Sep quarter construction down; “underlying weakness, COVID-related disruptions” still present

25 November 2020

Summary: Construction spending contracts again; fall slightly larger than expected; June quarter revised up, now positive; underlying weakness, COVID-related disruptions still affecting sector; residential, non-residential building, engineering all down; September quarter GDP growth likely to be dragged down by result.

  

Construction expenditure increased substantially in Australia in the early part of last decade following a more-steady expansion through the 2000s. A large portion of the increase came from the commissioning of new projects and the expansion of existing ones to exploit a tripling in price of Australia’s mining exports in the previous decade.

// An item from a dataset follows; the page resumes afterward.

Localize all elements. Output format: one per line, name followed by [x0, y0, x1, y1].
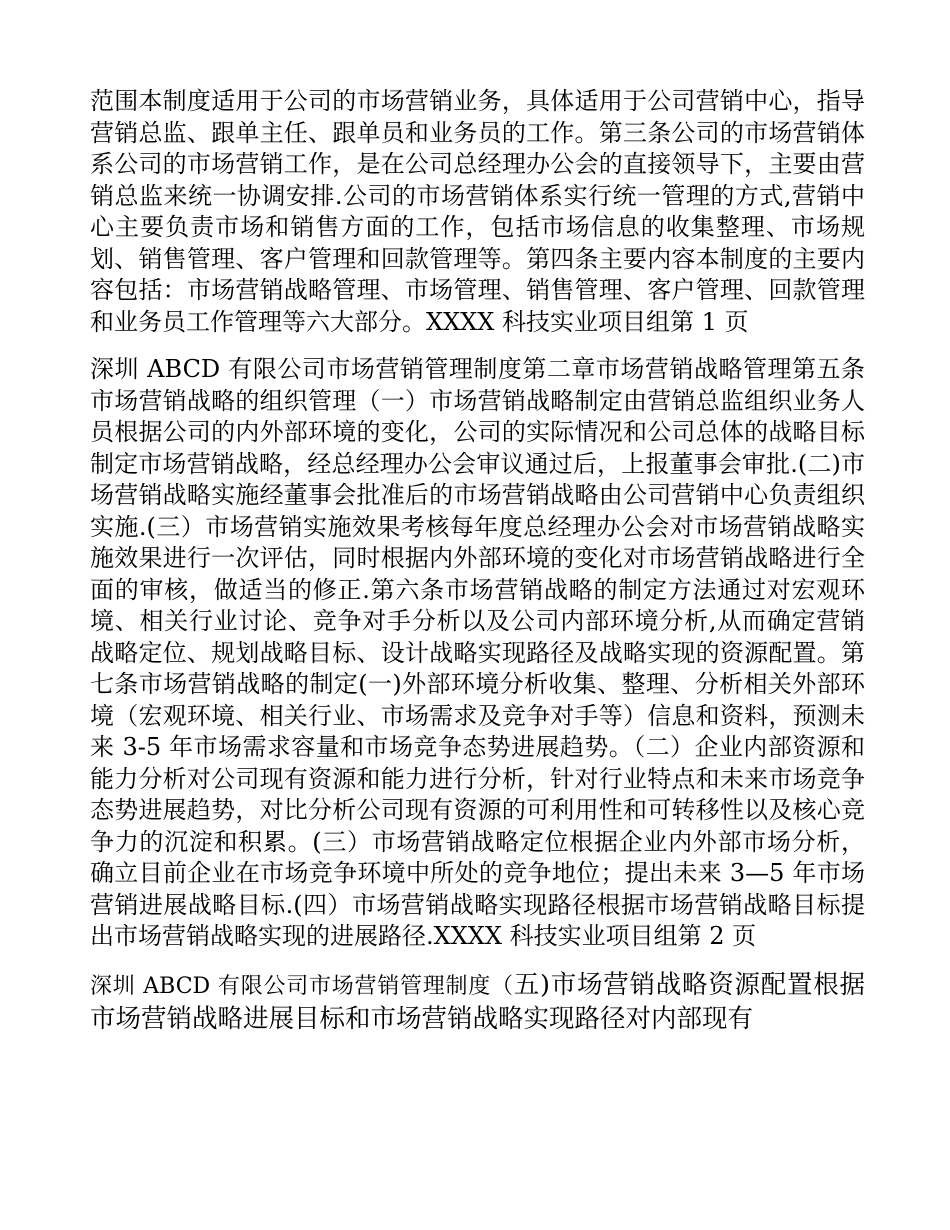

The return to “normal” investment levels is still continuing.

According to the latest construction figures published by the ABS, total construction in the September quarter fell by 2.6%. The decline was slightly larger than the 1.9% contraction which had been expected and in contrast to the June quarter’s 0.5% increase after it was revised up from -0.7%. On an annual basis, the growth rate deteriorated from June’s revised figure of -0.3% to -4.2%.

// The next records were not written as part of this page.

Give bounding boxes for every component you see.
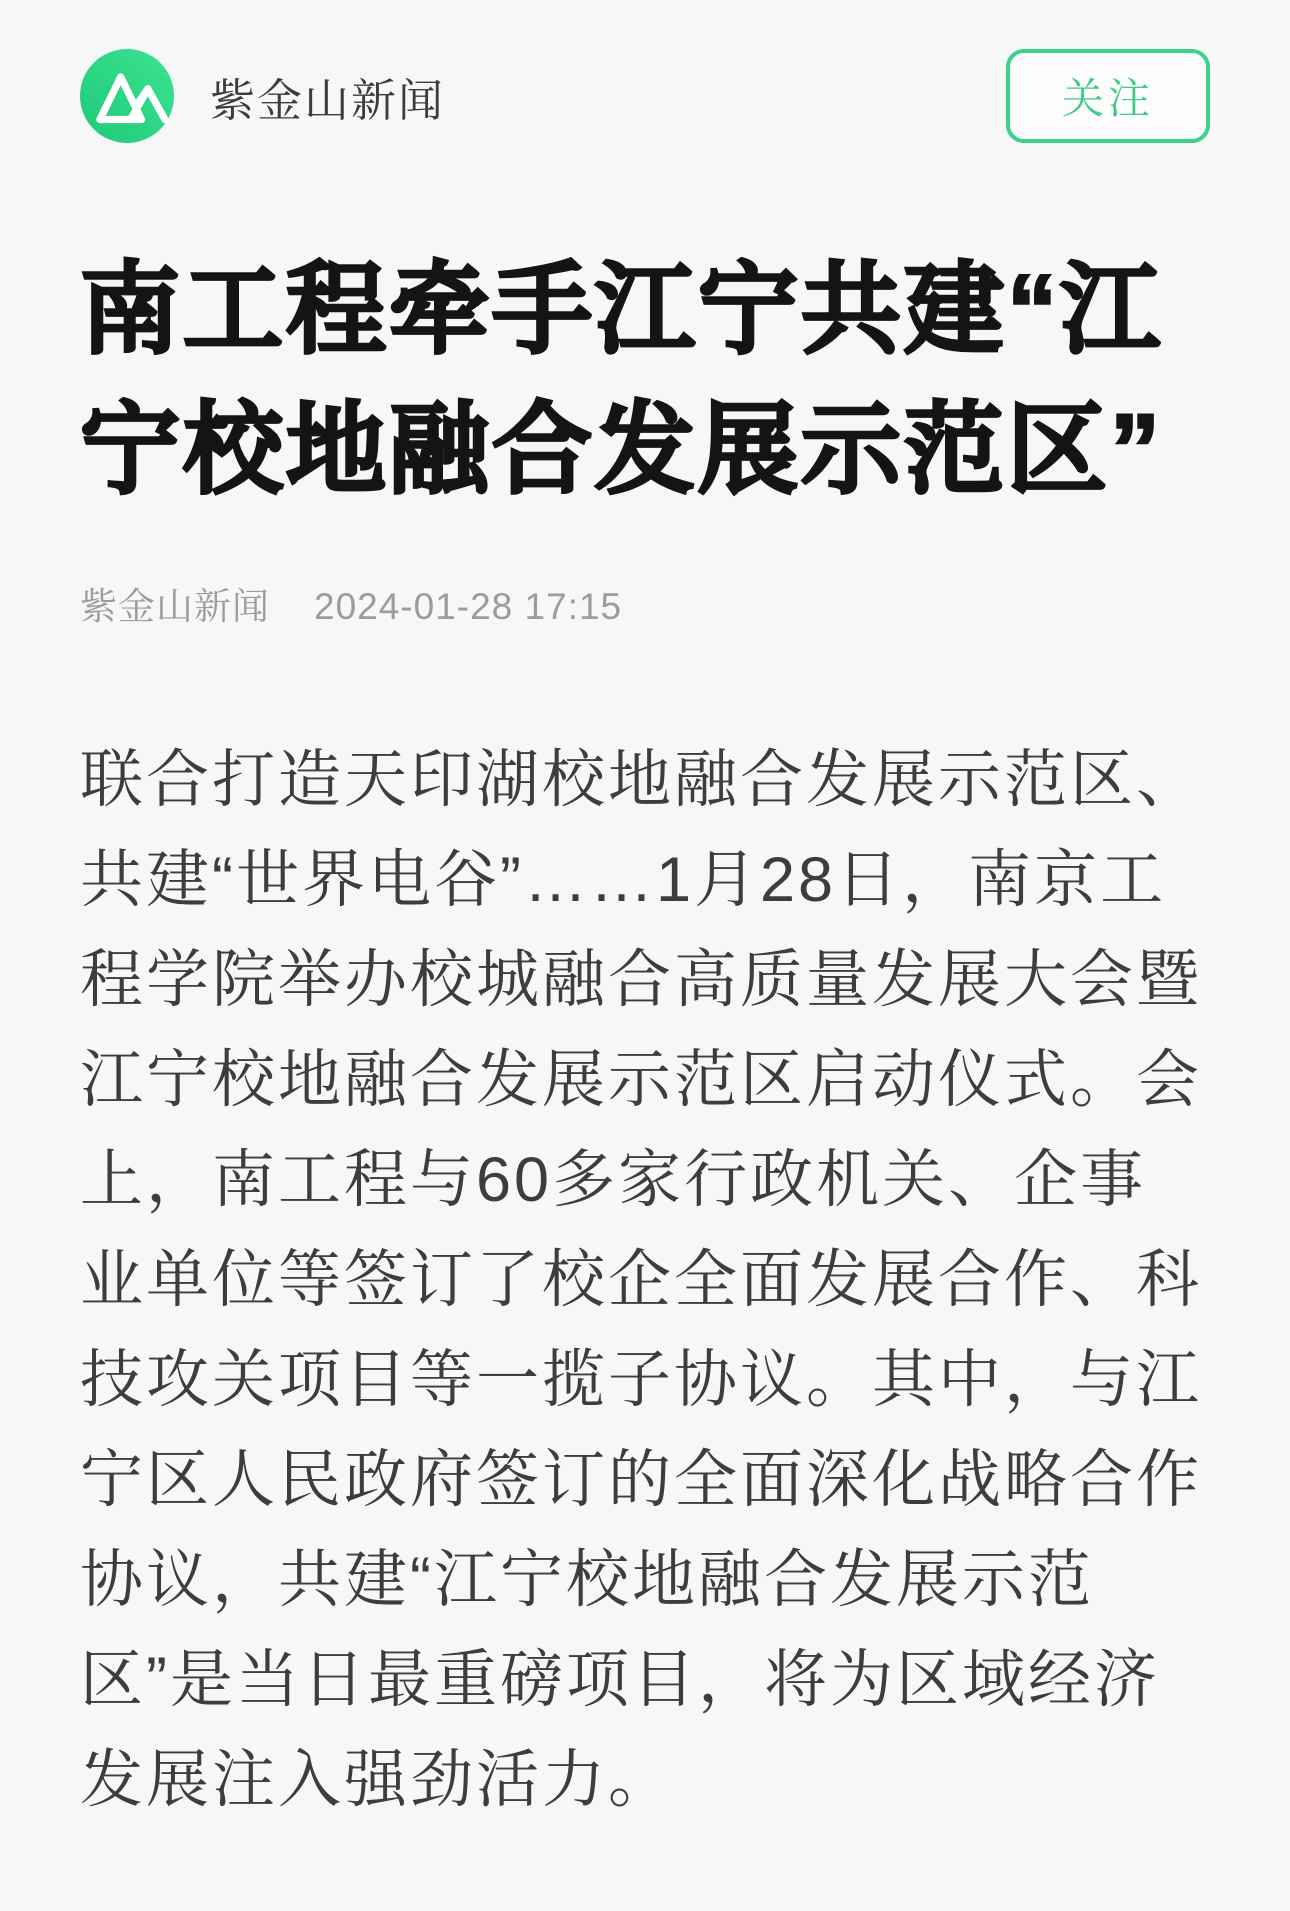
body-line: 联合打造天印湖校地融合发展示范区、 [80, 745, 1202, 815]
body-line: 程学院举办校城融合高质量发展大会暨 [80, 945, 1202, 1015]
body-line: 宁区人民政府签订的全面深化战略合作 [80, 1445, 1202, 1515]
article-body [80, 730, 1210, 1830]
body-line: 协议，共建“江宁校地融合发展示范 [80, 1545, 1094, 1615]
body-line: 区”是当日最重磅项目，将为区域经济 [80, 1645, 1160, 1715]
byline-datetime: 2024-01-28 17:15 [314, 586, 623, 627]
body-line: 发展注入强劲活力。 [80, 1745, 674, 1815]
article-title-line: 宁校地融合发展示范区” [80, 394, 1163, 506]
body-line: 共建“世界电谷”……1月28日，南京工 [80, 845, 1167, 915]
mountain-logo-icon[interactable] [80, 49, 174, 143]
article-title [80, 240, 1210, 520]
body-line: 江宁校地融合发展示范区启动仪式。会 [80, 1045, 1202, 1115]
article-title-line: 南工程牵手江宁共建“江 [80, 254, 1163, 366]
header [0, 0, 1290, 144]
byline-source: 紫金山新闻 [80, 586, 270, 627]
body-line: 上，南工程与60多家行政机关、企事 [80, 1145, 1147, 1215]
follow-button[interactable]: 关注 [1006, 49, 1210, 143]
byline [80, 576, 1210, 630]
body-line: 技攻关项目等一揽子协议。其中，与江 [80, 1345, 1202, 1415]
body-line: 业单位等签订了校企全面发展合作、科 [80, 1245, 1202, 1315]
brand-name[interactable]: 紫金山新闻 [210, 74, 446, 126]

“Activity in the sector declined on underlying weakness evident from mid-2018 and COVID-related disruptions, in particular, Victoria’s second lock-down,” said Westpac senior economist Andrew Hanlan.

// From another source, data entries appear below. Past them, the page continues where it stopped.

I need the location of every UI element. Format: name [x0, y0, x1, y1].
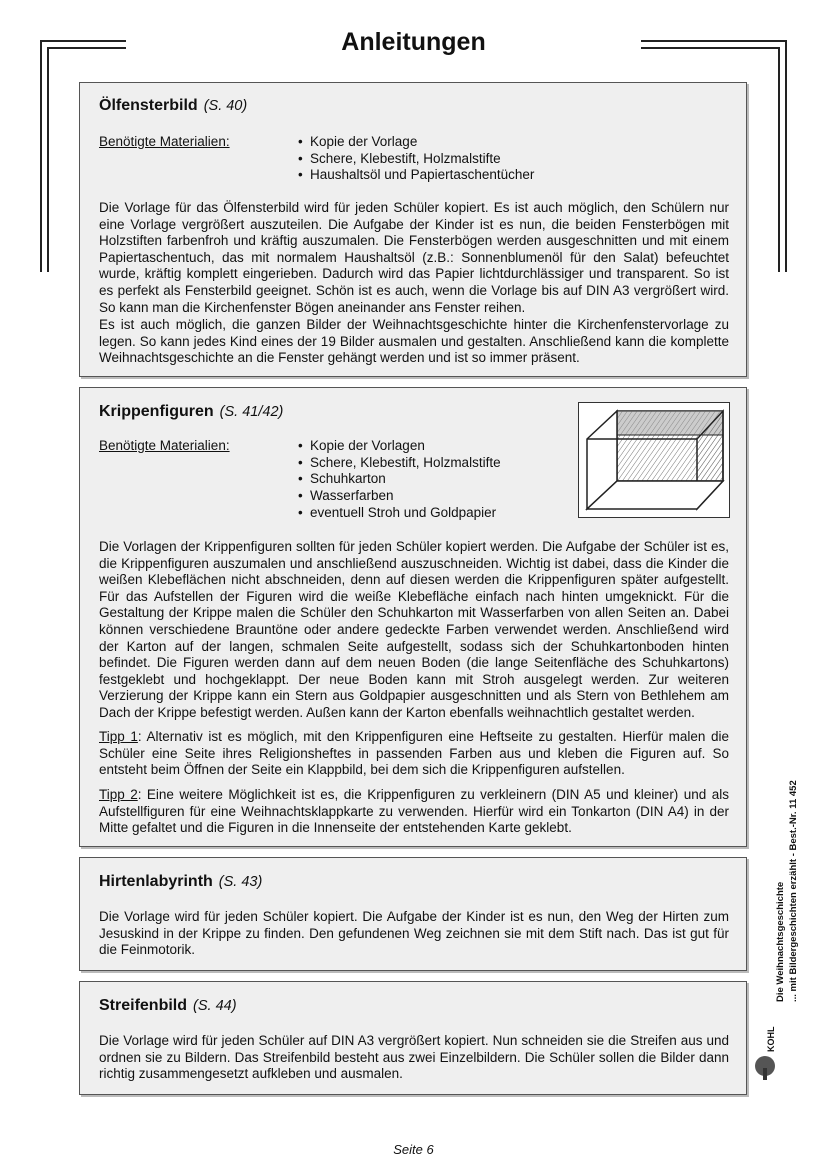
materials-list	[298, 438, 501, 522]
shoebox-illustration	[578, 402, 730, 518]
tip-text: : Eine weitere Möglichkeit ist es, die Krippenfiguren zu verkleinern (DIN A5 und kleiner) und als Aufstellfiguren für eine Weihnachtsklappkarte zu verwenden. Hierfür wird ein Tonkarton (DIN A4) in der Mitte gefaltet und die Figuren in die Innenseite der entstehenden Karte geklebt.	[99, 787, 729, 836]
materials-list	[298, 134, 534, 184]
shoebox-drawing	[579, 403, 729, 517]
section-text-2: Es ist auch möglich, die ganzen Bilder der Weihnachtsgeschichte hinter die Kirchenfenstervorlage zu legen. So kann jedes Kind eines der 19 Bilder ausmalen und gestalten. Anschließend kann die komplette Weihnachtsgeschichte an die Fenster gehängt werden und ist so immer präsent.	[99, 317, 729, 366]
section-oelfensterbild	[79, 82, 747, 377]
page-reference: (S. 43)	[218, 874, 263, 890]
tip-label: Tipp 2	[99, 787, 138, 802]
section-heading	[99, 997, 237, 1015]
list-item: • Schere, Klebestift, Holzmalstifte	[298, 455, 501, 472]
list-item: • eventuell Stroh und Goldpapier	[298, 505, 501, 522]
list-item: • Haushaltsöl und Papiertaschentücher	[298, 167, 534, 184]
section-krippenfiguren	[79, 387, 747, 847]
publisher-logo	[752, 1010, 778, 1080]
list-item: • Schere, Klebestift, Holzmalstifte	[298, 151, 534, 168]
list-item: • Kopie der Vorlage	[298, 134, 534, 151]
list-item: • Schuhkarton	[298, 471, 501, 488]
section-streifenbild	[79, 981, 747, 1095]
section-title: Ölfensterbild	[99, 97, 198, 114]
section-title: Hirtenlabyrinth	[99, 873, 213, 890]
section-text: Die Vorlagen der Krippenfiguren sollten für jeden Schüler kopiert werden. Die Aufgabe der Schüler ist es, die Krippenfiguren auszumalen und anschließend auszuschneiden. Wichtig ist dabei, dass die Kinder die weißen Klebeflächen nicht abschneiden, denn auf diesen werden die Krippenfiguren später aufgestellt. Für das Aufstellen der Figuren wird die weiße Klebefläche einfach nach hinten umgeknickt. Für die Gestaltung der Krippe malen die Schüler den Schuhkarton mit Wasserfarben von allen Seiten an. Dabei können verschiedene Brauntöne oder andere gedeckte Farben verwendet werden. Anschließend wird der Karton auf der langen, schmalen Seite aufgestellt, sodass sich der Schuhkartonboden hinten befindet. Die Figuren werden dann auf dem neuen Boden (die lange Seitenfläche des Schuhkartons) festgeklebt und hochgeklappt. Der neue Boden kann mit Stroh ausgelegt werden. Zur weiteren Verzierung der Krippe kann ein Stern aus Goldpapier ausgeschnitten und als Stern von Bethlehem am Dach der Krippe befestigt werden. Außen kann der Karton ebenfalls weihnachtlich gestaltet werden.	[99, 539, 729, 720]
materials-label: Benötigte Materialien:	[99, 134, 230, 149]
section-heading	[99, 873, 262, 891]
section-hirtenlabyrinth	[79, 857, 747, 971]
page-title: Anleitungen	[341, 28, 486, 56]
page-reference: (S. 44)	[193, 998, 237, 1014]
materials-label: Benötigte Materialien:	[99, 438, 230, 453]
section-text: Die Vorlage wird für jeden Schüler auf DIN A3 vergrößert kopiert. Nun schneiden sie die Streifen aus und ordnen sie zu Bildern. Das Streifenbild besteht aus zwei Einzelbildern. Die Schüler sollen die Bilder dann richtig zusammengesetzt aufkleben und ausmalen.	[99, 1033, 729, 1082]
page-reference: (S. 40)	[203, 98, 248, 114]
list-item: • Wasserfarben	[298, 488, 501, 505]
section-text: Die Vorlage für das Ölfensterbild wird für jeden Schüler kopiert. Es ist auch möglich, den Schülern nur eine Vorlage vergrößert auszuteilen. Die Aufgabe der Kinder ist es nun, die beiden Fensterbögen mit Holzstiften farbenfroh und kräftig auszumalen. Die Fensterbögen werden ausgeschnitten und mit einem Papiertaschentuch, das mit normalem Haushaltsöl (z.B.: Sonnenblumenöl für den Salat) befeuchtet wurde, kräftig komplett eingerieben. Dadurch wird das Papier lichtdurchlässiger und transparent. So ist es perfekt als Fensterbild geeignet. Schön ist es auch, wenn die Vorlage bis auf DIN A3 vergrößert wird. So kann man die Kirchenfenster Bögen aneinander ans Fenster reihen.	[99, 200, 729, 315]
publisher-name: KOHL	[766, 1026, 776, 1052]
page-number: Seite 6	[393, 1142, 434, 1157]
tip-text: : Alternativ ist es möglich, mit den Krippenfiguren eine Heftseite zu gestalten. Hierfür malen die Schüler eine Seite ihres Religionsheftes in passenden Farben aus und kleben die Figuren auf. So entsteht beim Öffnen der Seite ein Klappbild, bei dem sich die Krippenfiguren aufstellen.	[99, 729, 729, 778]
section-title: Streifenbild	[99, 997, 188, 1014]
section-heading	[99, 97, 247, 115]
section-text: Die Vorlage wird für jeden Schüler kopiert. Die Aufgabe der Kinder ist es nun, den Weg der Hirten zum Jesuskind in der Krippe zu finden. Den gefundenen Weg zeichnen sie mit dem Stift nach. Das ist gut für die Feinmotorik.	[99, 909, 729, 958]
section-heading	[99, 403, 283, 421]
tip-2	[99, 787, 729, 837]
side-subtitle: ... mit Bildergeschichten erzählt - Best.-Nr. 11 452	[788, 780, 799, 1002]
tip-label: Tipp 1	[99, 729, 138, 744]
side-label	[752, 740, 812, 1090]
list-item: • Kopie der Vorlagen	[298, 438, 501, 455]
page-reference: (S. 41/42)	[219, 404, 284, 420]
side-title: Die Weihnachtsgeschichte	[775, 881, 786, 1002]
section-title: Krippenfiguren	[99, 403, 214, 420]
tip-1	[99, 729, 729, 779]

Long-term Commonwealth Government bond yields finished the day moderately higher, broadly following overnight movements in US Treasury yields. By the end of the day, 10-year and 20-year yields each finished 4bps higher at 0.93% and 1.56% respectively. The 3-year ACGB yields remained unchanged at 0.17%.

In the cash futures market, expectations of a change in the actual cash rate, currently at 0.05%, barely changed. At the end of the day, contract prices implied the cash rate would slip a little closer to zero in December and then settle at around 0.04% through 2021.

Residential building construction contracted by 1.0%, an improvement from the previous -3.9% after revisions. On an annual basis, expenditure in this segment was 8.9% lower than the September 2019 quarter, higher than the June quarter’s comparable figure of -9.9% after revisions.

Non-residential building spending decreased by 3.4%, a larger contraction than the previous quarter’s revised figure of -1.5%. On an annual basis, expenditures were 4.5% lower than the September quarter of 2019. The June quarter’s comparable figure was +7.4% after revisions. Westpac’s Hanlan said Private non-residential work had “tumbled” and he expected “further falls ahead.”